All 3 aspects can lead to serious complications such as ulceration, superficial and deep tissue infection, ischaemia and amputation.

So what are these gold standard management strategies???


  • Have a podiatrist perform regular diabetic foot assessments.
  • Assessments involve vascular, neurological, musculoskeletal and dermatological.
  1. Low risk diabetic = Annual assessments.
  2. Moderate risk diabetic = 6 monthly assessments.
  3. High risk diabetic = 3 to 4 monthly assessments.
  • Always wear supportive and protective shoes especially when walking.
  • Moisturise daily to keep your skin strong and protected
  • Check your feet nightly or weekly depending on your risk status.
  • Feel the soles of your feet and the toes including in between.
  • See a podiatrist if you have difficulties caring for your feet.
  • Consider orthotic therapy
  1. Deflect and offload high-pressureareas e.g. callous and corns.
  2. Minimise any risk of ulceration!
  3. Reduce pain and discomfort
  • Get a podiatrist to remove and control the callous and corn build up.
  • For any wound infections, see a podiatrist immediately to control and manage the infection.

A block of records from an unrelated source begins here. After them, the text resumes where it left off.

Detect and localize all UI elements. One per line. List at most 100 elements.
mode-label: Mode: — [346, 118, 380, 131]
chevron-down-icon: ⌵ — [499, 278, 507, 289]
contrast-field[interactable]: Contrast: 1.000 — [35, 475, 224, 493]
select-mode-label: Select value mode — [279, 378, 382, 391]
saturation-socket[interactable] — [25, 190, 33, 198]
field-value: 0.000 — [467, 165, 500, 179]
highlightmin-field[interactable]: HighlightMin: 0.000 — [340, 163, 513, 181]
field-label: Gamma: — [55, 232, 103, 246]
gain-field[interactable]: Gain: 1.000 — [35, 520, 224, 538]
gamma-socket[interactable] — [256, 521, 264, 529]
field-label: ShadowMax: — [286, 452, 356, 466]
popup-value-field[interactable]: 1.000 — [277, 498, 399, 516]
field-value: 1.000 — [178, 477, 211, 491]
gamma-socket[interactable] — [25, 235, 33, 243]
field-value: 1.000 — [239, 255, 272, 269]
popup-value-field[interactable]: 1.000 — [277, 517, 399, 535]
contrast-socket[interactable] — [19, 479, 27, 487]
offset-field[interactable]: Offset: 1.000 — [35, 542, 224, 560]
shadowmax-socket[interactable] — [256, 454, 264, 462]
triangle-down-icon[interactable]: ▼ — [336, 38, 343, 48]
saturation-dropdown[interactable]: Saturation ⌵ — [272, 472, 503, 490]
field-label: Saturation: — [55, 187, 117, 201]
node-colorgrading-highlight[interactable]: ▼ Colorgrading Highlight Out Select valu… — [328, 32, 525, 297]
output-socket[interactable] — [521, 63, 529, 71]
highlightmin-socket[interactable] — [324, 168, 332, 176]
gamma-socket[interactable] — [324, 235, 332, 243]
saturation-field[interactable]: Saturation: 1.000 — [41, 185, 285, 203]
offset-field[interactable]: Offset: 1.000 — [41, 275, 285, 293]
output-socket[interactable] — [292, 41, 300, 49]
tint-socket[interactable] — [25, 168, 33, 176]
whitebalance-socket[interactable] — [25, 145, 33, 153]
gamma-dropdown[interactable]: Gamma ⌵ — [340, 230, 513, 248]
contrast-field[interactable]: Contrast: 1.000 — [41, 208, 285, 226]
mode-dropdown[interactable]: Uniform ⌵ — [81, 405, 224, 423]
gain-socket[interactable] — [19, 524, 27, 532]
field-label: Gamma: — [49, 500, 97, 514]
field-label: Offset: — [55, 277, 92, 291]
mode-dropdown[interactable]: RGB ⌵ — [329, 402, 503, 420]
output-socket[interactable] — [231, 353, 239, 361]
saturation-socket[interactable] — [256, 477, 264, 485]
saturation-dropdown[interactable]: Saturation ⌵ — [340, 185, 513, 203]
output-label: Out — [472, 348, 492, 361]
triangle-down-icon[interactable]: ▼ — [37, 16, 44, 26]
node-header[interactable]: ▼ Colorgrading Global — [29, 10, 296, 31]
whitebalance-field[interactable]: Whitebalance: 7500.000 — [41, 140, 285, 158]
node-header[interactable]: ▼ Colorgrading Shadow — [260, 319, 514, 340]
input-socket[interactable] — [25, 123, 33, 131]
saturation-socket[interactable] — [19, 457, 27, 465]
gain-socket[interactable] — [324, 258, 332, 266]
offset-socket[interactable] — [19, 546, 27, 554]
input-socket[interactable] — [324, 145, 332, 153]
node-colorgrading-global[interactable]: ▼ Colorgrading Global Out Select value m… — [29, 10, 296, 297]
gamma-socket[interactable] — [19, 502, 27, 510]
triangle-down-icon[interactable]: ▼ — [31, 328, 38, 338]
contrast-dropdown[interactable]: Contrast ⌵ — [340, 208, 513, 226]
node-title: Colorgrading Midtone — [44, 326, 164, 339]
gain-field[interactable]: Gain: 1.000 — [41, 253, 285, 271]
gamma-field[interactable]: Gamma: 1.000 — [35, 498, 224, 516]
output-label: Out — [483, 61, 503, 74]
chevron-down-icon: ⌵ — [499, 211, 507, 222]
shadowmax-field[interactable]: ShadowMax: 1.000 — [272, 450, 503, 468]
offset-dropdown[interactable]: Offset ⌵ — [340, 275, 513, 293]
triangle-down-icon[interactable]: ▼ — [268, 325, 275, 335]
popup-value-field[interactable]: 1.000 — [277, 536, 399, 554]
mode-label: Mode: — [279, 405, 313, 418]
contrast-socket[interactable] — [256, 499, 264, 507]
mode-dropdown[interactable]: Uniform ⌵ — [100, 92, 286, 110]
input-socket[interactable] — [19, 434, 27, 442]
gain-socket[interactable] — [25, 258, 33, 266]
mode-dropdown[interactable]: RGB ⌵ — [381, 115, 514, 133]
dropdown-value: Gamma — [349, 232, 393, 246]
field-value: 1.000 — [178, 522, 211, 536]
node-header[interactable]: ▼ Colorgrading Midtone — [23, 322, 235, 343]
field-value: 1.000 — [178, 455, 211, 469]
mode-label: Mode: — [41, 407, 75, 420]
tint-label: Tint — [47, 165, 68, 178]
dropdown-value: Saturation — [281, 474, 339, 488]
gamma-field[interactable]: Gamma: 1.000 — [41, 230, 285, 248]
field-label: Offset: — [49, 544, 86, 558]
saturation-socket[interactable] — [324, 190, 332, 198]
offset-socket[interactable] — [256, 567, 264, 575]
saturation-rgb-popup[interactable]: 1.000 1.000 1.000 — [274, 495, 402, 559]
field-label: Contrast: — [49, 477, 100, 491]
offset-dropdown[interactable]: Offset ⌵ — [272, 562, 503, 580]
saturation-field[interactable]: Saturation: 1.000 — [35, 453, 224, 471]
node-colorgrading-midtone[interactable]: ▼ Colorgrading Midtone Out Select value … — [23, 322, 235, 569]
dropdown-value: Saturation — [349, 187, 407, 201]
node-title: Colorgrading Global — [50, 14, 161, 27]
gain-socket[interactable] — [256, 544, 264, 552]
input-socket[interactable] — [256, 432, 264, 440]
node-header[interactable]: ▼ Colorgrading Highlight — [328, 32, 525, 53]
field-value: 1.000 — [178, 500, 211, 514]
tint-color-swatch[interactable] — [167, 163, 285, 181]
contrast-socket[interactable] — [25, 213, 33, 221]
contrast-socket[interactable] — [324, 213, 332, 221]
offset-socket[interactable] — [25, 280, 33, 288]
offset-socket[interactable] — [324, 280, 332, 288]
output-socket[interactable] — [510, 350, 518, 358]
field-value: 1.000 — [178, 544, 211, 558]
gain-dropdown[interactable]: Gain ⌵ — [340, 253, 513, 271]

In a nutshell, the best management approach for diabetic feet is to PREVENT, MONITOR and CONTROL any complications associated with diabetes mellitus. See a podiatrist and start to see the kind of significant improvements we can achieve. By doing so, we can really enhance the quality of living, life expectancy and prolong a healthier well-being for those affected by diabetes.